In Art Unlimited, the hangarlike hall used for oversized projects, check out Dan Flavin's whole-room installation of six arcs of fluorescent light tubes (9), which hasn't been displayed since a retrospective at the National Gallery of Canada in 1969, the year it was made. It's from New York dealer David Zwirner, who in his booth has pieces from the Helga and Walther Lauffs collection, including Yves Klein's 1960 Anthropometrie (ANT 110) and Lucio Fontana's 1962 Concetto spaziale.

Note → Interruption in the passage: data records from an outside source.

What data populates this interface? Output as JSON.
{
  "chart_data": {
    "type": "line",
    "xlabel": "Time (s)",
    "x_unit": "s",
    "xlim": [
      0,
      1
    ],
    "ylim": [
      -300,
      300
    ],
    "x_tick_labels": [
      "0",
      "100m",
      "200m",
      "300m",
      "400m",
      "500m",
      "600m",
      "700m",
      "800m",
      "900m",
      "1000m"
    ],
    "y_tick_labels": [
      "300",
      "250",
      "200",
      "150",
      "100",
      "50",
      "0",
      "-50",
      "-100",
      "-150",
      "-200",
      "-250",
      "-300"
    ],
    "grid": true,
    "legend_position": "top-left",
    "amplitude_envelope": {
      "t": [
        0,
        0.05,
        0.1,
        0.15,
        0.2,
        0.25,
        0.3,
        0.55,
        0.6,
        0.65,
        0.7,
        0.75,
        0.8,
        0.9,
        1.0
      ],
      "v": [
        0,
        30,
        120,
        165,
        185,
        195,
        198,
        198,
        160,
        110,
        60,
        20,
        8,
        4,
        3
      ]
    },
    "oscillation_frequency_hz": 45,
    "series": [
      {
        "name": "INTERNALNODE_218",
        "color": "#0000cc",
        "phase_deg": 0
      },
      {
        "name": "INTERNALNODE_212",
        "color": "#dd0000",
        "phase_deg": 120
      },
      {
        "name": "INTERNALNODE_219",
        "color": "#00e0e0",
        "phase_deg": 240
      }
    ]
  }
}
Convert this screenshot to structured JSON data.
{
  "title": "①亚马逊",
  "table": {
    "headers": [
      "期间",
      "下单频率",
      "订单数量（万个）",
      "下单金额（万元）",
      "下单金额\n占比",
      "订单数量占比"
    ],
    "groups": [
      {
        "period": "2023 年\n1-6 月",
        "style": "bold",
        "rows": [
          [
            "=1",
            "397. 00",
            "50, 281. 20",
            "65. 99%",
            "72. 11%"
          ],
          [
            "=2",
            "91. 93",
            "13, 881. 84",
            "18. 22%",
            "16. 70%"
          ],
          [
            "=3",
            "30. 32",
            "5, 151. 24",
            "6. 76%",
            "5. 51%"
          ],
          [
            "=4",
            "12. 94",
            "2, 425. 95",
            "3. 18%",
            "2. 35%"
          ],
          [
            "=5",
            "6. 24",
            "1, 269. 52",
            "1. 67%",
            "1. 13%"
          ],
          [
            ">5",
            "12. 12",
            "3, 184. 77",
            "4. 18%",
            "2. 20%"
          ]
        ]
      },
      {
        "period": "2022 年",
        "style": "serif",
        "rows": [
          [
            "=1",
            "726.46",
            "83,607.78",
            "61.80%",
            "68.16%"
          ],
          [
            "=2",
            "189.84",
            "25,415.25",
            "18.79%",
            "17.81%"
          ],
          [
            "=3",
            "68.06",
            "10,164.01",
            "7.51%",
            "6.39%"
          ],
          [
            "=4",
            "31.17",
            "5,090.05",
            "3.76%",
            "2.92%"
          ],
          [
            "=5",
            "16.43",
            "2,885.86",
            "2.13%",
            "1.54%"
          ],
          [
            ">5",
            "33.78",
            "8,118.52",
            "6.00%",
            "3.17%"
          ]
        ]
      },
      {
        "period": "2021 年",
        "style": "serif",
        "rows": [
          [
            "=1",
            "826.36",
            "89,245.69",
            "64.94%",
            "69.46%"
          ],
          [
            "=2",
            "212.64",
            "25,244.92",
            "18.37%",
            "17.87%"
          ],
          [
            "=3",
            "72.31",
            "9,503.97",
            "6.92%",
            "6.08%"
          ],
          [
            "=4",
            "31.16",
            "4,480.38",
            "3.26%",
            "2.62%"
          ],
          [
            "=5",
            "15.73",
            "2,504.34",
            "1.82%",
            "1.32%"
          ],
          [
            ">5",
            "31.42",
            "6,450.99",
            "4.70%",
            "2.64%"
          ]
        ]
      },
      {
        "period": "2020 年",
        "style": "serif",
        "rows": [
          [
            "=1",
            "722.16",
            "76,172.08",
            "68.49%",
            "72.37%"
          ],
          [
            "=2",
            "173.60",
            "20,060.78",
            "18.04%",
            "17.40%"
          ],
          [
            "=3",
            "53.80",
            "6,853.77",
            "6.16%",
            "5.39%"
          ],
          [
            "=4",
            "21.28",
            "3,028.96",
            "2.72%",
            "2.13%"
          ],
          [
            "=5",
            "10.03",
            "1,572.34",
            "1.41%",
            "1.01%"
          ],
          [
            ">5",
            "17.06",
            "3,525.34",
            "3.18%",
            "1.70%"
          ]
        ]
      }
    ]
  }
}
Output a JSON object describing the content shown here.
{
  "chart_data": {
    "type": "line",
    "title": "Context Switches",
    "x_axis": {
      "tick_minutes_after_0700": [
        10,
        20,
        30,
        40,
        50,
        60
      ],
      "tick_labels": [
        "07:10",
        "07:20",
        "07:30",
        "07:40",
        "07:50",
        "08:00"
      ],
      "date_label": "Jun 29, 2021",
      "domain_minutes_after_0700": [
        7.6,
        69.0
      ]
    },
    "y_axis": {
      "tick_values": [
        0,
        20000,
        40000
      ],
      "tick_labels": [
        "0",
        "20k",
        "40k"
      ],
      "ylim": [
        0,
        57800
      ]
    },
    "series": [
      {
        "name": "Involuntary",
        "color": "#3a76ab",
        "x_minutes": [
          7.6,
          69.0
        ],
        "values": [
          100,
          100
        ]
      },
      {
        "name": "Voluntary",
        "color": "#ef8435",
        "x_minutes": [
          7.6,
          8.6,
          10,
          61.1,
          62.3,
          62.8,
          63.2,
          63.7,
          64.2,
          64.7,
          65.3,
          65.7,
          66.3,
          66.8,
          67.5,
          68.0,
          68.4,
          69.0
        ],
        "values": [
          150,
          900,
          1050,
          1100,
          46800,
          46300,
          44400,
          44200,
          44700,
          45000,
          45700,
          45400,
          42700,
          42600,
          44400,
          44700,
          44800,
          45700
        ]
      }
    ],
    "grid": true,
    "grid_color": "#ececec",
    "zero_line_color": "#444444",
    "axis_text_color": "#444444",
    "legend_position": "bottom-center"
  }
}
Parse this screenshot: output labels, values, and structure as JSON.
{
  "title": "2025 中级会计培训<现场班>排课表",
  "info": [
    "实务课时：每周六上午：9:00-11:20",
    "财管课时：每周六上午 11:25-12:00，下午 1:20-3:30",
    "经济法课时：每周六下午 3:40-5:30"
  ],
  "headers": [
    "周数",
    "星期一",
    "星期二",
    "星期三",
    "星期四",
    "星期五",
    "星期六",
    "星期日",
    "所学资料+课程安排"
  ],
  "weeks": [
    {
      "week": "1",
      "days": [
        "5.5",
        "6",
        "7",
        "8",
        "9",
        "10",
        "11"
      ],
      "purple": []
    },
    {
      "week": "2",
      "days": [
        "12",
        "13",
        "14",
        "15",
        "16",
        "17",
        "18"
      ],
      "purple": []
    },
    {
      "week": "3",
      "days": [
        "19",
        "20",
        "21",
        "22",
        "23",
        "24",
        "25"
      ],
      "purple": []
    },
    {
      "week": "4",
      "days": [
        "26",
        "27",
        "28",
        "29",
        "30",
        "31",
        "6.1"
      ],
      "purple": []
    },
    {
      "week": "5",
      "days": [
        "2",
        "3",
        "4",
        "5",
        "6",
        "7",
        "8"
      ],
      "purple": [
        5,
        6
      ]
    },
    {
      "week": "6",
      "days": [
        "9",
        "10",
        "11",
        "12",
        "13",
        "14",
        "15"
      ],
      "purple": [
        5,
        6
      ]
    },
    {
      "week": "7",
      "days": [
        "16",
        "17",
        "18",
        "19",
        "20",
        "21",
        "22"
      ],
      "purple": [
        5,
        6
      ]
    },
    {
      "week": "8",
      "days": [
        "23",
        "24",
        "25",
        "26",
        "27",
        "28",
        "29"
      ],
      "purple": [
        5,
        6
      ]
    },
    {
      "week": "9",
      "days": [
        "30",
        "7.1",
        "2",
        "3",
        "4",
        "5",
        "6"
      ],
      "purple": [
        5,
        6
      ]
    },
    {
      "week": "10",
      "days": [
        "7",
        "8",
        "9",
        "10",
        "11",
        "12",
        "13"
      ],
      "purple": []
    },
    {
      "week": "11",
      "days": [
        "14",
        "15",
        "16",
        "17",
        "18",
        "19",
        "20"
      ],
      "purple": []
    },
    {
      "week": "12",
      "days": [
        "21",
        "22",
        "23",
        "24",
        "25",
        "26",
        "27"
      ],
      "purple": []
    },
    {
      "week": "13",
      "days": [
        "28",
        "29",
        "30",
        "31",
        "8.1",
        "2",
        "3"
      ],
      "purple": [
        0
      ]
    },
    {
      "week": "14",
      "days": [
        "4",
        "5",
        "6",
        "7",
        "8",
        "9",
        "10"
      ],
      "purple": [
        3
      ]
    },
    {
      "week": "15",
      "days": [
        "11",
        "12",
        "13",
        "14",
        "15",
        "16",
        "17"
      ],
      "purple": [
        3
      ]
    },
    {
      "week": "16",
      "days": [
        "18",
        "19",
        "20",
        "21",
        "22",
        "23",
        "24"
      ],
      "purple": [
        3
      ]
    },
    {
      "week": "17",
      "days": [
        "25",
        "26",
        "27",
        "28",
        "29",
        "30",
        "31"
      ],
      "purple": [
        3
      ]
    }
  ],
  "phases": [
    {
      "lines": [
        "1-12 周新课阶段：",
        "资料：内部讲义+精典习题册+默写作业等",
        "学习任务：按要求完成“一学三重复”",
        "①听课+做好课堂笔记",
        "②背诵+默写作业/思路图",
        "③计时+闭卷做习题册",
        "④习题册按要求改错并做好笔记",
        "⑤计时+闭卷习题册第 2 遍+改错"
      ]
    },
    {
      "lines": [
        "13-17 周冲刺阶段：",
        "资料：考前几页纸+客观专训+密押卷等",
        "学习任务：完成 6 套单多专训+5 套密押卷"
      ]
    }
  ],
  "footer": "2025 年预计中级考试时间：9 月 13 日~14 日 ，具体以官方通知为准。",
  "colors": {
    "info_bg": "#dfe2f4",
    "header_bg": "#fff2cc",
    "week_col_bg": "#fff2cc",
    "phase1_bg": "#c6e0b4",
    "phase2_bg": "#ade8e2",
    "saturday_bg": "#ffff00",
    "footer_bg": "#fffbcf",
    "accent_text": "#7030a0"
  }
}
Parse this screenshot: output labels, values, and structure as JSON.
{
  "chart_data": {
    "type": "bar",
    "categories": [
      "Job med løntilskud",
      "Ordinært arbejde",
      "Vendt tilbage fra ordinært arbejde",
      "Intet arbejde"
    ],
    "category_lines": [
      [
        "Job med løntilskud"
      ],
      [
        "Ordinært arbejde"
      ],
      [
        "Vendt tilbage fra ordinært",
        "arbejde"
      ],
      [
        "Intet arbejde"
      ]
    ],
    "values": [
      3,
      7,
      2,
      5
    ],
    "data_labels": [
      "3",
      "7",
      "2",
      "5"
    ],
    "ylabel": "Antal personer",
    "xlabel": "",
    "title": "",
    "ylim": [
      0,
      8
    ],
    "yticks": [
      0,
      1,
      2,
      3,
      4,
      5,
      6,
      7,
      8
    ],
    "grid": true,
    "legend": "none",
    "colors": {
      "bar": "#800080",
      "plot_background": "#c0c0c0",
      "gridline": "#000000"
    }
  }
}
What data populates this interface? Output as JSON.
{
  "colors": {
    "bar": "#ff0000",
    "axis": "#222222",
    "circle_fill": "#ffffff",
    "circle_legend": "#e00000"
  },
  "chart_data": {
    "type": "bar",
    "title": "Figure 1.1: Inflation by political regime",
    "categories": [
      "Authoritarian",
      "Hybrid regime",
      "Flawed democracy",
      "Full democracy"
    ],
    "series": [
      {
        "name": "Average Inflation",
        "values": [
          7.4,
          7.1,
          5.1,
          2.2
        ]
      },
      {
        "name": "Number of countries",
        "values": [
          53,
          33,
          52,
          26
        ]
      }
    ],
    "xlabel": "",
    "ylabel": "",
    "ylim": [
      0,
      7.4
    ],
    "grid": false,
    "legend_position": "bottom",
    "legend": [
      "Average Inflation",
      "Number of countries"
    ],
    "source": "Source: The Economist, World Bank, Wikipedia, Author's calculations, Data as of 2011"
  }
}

Basel changes its tried and true formula ever slightly each year. New for 2010 is Art Feature, 20 booths displaying single or pairs of artists who need not be young (unlike in the Art Statements section, where the Los Angeles gallery David Kordansky will have a new installation by Rashid Johnson). First timer Alexander Gray, of New York, is bringing work by Jack Whitten, who has been painting since the 1960s. Another innovation is Art Parcours, curated by Jens Hoffman, featuring one night of site-specific installations and performances around town.
Brussels dealer and fair participant Rodolphe Janssen encapsulates Art Basel's appeal: "It's not about parties, like Art Basel Miami Beach; it's not about hedge-fund managers, like Frieze; it's not about chic, like FIAC. The location is not convenient-there aren't enough good hotels and there are no major airports. It's a place for art lovers."